There will be 20,000 Irishmen and women arriving in Poland this week. Unfortunately only 11 will be allowed onto the pitch. Nevertheless, the presence of so many good-natured, thirsty football fans will add colour and humour to a football tournament that promises to be nothing short of spectacular.
Part of me envies these fans, the part which remembers the ritual of saving my shekels, prioritising Republic of Ireland away trips over conventional holidays and debating with friends whether Paul McGrath was actually the best central defender in the world.
Yet one of the downsides about growing old is the supposed need to grow up. These days my hair has thinned but my belly has not. The priority of a good restaurant over a good pub is a sign of approaching middle age. Yet, come 10 June, when Ireland play Croatia in Poznan, the child in me will return and only the darkest of hearts could not feel some kind of emotional attachment to the team representing their country, their sport.

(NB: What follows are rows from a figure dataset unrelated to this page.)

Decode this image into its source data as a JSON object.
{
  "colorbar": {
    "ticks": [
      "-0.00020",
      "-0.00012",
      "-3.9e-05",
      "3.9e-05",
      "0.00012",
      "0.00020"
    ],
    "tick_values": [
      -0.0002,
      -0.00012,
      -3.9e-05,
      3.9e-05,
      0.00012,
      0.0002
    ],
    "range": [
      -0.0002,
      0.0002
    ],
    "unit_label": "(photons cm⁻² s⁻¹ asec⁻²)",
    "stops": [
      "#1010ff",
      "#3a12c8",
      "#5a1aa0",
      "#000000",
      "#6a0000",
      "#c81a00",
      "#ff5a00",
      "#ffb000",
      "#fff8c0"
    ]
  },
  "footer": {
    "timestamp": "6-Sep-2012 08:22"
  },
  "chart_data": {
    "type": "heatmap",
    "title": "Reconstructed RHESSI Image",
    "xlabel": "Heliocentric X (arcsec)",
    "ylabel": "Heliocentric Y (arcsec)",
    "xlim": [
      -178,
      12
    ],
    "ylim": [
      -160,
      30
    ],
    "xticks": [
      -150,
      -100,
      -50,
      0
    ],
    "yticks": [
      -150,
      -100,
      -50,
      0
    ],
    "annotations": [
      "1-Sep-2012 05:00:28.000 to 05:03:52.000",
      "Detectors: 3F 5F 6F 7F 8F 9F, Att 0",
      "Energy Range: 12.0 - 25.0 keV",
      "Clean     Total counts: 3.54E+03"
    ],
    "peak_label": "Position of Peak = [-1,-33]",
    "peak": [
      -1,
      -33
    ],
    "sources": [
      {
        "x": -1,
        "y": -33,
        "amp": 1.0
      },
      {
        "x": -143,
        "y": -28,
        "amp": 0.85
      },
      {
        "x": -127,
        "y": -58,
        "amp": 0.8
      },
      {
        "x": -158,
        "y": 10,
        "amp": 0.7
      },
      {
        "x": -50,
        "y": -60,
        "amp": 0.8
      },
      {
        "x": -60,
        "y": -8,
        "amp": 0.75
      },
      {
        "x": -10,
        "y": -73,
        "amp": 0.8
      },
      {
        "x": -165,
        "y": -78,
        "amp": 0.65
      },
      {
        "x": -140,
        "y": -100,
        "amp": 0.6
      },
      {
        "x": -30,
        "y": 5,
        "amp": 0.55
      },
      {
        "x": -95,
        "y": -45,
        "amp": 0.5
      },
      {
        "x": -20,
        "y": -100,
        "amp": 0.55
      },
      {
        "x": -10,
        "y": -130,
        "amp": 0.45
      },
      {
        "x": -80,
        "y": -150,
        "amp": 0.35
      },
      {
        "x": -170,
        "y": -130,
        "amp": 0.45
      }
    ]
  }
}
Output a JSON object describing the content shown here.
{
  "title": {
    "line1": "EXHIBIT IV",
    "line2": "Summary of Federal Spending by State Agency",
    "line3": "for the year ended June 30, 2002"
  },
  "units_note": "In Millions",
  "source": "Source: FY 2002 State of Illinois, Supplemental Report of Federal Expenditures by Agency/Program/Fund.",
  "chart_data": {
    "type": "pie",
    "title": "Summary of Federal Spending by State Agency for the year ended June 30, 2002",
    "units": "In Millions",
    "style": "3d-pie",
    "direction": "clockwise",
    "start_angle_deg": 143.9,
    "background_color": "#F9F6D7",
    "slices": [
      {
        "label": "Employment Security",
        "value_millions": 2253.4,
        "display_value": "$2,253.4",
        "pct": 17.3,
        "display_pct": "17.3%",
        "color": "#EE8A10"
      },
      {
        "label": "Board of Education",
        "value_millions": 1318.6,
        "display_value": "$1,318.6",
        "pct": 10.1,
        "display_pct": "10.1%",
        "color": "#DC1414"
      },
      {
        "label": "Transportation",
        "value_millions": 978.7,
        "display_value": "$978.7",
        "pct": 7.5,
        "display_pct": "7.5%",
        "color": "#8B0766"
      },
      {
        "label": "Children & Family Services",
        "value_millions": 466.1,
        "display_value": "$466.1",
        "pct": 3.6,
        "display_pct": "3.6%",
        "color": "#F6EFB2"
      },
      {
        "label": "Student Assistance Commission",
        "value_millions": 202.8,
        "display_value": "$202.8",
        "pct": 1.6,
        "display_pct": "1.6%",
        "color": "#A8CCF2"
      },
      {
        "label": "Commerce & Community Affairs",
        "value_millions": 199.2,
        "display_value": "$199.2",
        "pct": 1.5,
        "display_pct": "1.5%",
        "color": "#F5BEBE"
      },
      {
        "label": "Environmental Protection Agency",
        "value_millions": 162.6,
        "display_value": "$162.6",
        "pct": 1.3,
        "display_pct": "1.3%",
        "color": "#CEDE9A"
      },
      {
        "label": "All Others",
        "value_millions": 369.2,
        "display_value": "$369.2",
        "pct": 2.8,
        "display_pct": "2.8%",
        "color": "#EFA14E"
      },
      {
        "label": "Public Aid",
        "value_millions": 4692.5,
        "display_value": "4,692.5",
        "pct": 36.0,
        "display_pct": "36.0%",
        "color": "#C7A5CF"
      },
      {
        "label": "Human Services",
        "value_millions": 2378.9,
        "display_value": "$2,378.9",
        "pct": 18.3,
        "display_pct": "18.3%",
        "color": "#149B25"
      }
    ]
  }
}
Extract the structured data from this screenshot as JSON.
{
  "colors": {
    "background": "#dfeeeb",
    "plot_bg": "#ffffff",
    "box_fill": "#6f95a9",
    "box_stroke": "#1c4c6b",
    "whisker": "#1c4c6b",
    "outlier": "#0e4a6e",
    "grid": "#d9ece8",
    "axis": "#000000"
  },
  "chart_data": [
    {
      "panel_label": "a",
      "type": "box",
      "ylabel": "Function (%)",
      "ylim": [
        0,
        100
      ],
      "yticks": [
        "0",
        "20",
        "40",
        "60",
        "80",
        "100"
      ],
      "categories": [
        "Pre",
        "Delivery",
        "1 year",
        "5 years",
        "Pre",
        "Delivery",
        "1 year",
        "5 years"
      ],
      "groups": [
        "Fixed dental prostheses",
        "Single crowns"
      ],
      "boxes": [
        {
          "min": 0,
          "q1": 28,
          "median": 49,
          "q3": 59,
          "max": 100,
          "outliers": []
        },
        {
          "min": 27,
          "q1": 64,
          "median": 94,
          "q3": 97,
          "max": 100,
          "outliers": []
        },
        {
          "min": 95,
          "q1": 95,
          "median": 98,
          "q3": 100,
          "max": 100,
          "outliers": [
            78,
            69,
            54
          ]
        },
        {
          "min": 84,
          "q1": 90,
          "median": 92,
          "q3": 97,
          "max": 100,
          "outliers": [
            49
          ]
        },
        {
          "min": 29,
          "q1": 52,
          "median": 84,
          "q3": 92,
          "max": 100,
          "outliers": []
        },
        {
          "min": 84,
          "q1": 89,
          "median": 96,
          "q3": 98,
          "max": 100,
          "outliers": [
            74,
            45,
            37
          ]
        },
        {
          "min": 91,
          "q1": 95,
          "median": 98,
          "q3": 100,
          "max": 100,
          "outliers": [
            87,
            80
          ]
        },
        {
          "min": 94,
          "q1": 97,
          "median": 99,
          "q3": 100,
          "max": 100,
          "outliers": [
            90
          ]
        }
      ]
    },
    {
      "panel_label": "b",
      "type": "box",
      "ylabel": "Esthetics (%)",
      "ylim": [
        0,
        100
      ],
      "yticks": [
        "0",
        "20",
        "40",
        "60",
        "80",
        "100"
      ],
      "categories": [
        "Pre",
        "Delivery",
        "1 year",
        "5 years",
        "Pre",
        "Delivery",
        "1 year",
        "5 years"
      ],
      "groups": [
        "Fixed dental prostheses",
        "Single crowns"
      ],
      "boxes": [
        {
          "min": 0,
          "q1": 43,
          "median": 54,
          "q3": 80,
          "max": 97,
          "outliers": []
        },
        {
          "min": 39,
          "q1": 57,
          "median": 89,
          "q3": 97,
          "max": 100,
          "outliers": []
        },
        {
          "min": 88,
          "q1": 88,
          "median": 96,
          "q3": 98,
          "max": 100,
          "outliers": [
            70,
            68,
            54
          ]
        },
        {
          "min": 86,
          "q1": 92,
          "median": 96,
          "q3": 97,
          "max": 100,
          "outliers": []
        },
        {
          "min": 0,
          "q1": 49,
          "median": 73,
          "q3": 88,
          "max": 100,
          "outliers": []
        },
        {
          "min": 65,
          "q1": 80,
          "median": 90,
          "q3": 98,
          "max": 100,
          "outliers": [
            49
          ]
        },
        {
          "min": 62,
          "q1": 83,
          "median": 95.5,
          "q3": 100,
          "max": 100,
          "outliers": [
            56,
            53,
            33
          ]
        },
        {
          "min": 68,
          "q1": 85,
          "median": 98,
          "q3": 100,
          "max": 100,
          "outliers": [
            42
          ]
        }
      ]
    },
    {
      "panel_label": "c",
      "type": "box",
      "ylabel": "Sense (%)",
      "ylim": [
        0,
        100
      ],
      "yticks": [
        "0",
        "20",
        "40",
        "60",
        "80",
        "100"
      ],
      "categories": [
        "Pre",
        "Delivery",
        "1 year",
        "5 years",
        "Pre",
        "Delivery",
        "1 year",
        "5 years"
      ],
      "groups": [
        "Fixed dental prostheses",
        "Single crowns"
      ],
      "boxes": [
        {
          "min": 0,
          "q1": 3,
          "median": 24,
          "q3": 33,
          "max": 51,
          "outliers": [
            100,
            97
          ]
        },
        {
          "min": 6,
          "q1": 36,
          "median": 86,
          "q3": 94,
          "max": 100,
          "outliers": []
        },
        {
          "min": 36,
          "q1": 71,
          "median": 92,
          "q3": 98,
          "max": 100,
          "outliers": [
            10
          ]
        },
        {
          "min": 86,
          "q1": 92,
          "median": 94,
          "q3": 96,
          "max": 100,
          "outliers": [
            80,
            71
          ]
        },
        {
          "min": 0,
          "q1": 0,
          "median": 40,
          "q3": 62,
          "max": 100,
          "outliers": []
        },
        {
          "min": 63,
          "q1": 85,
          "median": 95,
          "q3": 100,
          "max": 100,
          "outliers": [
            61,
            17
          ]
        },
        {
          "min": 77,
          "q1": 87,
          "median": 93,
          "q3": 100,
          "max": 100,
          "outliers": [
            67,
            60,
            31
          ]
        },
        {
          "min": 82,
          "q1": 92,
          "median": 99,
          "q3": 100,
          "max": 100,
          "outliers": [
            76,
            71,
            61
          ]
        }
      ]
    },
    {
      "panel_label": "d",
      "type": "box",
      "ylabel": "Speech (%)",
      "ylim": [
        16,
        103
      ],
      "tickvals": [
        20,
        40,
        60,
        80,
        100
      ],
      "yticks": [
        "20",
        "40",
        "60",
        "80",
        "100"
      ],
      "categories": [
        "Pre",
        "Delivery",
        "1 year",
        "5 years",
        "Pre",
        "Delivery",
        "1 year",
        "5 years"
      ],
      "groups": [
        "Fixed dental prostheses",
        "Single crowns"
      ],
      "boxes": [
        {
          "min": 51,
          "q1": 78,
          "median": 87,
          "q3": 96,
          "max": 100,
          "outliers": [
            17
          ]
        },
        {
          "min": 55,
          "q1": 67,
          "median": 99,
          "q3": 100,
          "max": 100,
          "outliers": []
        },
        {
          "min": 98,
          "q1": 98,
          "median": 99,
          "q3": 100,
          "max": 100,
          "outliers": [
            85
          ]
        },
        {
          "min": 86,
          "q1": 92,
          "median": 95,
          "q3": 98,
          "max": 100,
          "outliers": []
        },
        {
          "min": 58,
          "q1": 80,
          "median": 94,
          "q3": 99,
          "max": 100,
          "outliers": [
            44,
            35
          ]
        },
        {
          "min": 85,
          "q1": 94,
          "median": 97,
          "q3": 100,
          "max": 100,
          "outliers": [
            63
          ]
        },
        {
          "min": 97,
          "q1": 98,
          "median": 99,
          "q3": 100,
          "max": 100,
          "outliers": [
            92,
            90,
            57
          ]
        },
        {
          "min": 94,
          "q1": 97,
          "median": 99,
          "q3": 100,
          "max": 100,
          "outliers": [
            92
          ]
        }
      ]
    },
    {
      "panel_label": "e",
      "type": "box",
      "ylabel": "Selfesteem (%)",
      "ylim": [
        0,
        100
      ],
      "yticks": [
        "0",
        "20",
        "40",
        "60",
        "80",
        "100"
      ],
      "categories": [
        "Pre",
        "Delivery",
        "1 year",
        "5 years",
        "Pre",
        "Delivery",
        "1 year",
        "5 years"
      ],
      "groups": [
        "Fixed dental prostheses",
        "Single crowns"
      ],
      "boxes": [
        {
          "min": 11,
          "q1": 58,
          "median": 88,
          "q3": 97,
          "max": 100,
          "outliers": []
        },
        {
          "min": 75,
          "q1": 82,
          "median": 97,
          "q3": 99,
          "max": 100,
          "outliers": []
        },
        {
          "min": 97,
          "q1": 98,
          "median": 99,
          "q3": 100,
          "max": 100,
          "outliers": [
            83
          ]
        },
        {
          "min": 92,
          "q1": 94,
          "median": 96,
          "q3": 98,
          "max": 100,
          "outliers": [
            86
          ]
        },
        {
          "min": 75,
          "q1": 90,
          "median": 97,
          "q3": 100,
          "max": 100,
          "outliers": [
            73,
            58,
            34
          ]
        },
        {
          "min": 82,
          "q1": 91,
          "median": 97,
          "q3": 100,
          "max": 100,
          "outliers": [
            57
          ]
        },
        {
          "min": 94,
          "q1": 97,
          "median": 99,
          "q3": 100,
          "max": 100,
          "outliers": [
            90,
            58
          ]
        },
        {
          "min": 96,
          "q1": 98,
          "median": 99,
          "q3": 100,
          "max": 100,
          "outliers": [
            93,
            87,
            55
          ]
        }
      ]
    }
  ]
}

That so many of these Irish players have come up the hard way, serving apprenticeships in their homeland (Kevin Doyle, Shane Long, Stephen Ward, James McClean and David Forde) or the English lower leagues (Paul Green, Keiren Westwood, Keith Andrews, Sean St Ledger, Stephen Kelly and Jon Walters) has only served to deepen the communion between player and fan.
Long before earning the wages they do now, these guys played football for fun. When they were kids, they got changed at the side of roads and bettered themselves on public parks. For over half of them, there were times in their careers when they earned little more than the man on the street. All have suffered hardship or rejection at some point in their lives. Many of the obstacles we have been faced with, they too have had to surmount.
Yet here they are, once bit-part actors on football's world stage now in the spotlight. Only fantasists can expect them to go on a run that will take them through to July and a European final. And yet expectations are high, not so much that Croatia, Spain and Italy will be beaten, but simply that these men, in whom so many fans have invested so much faith and money to come and watch, will play with passion and panache. It's not too much to ask.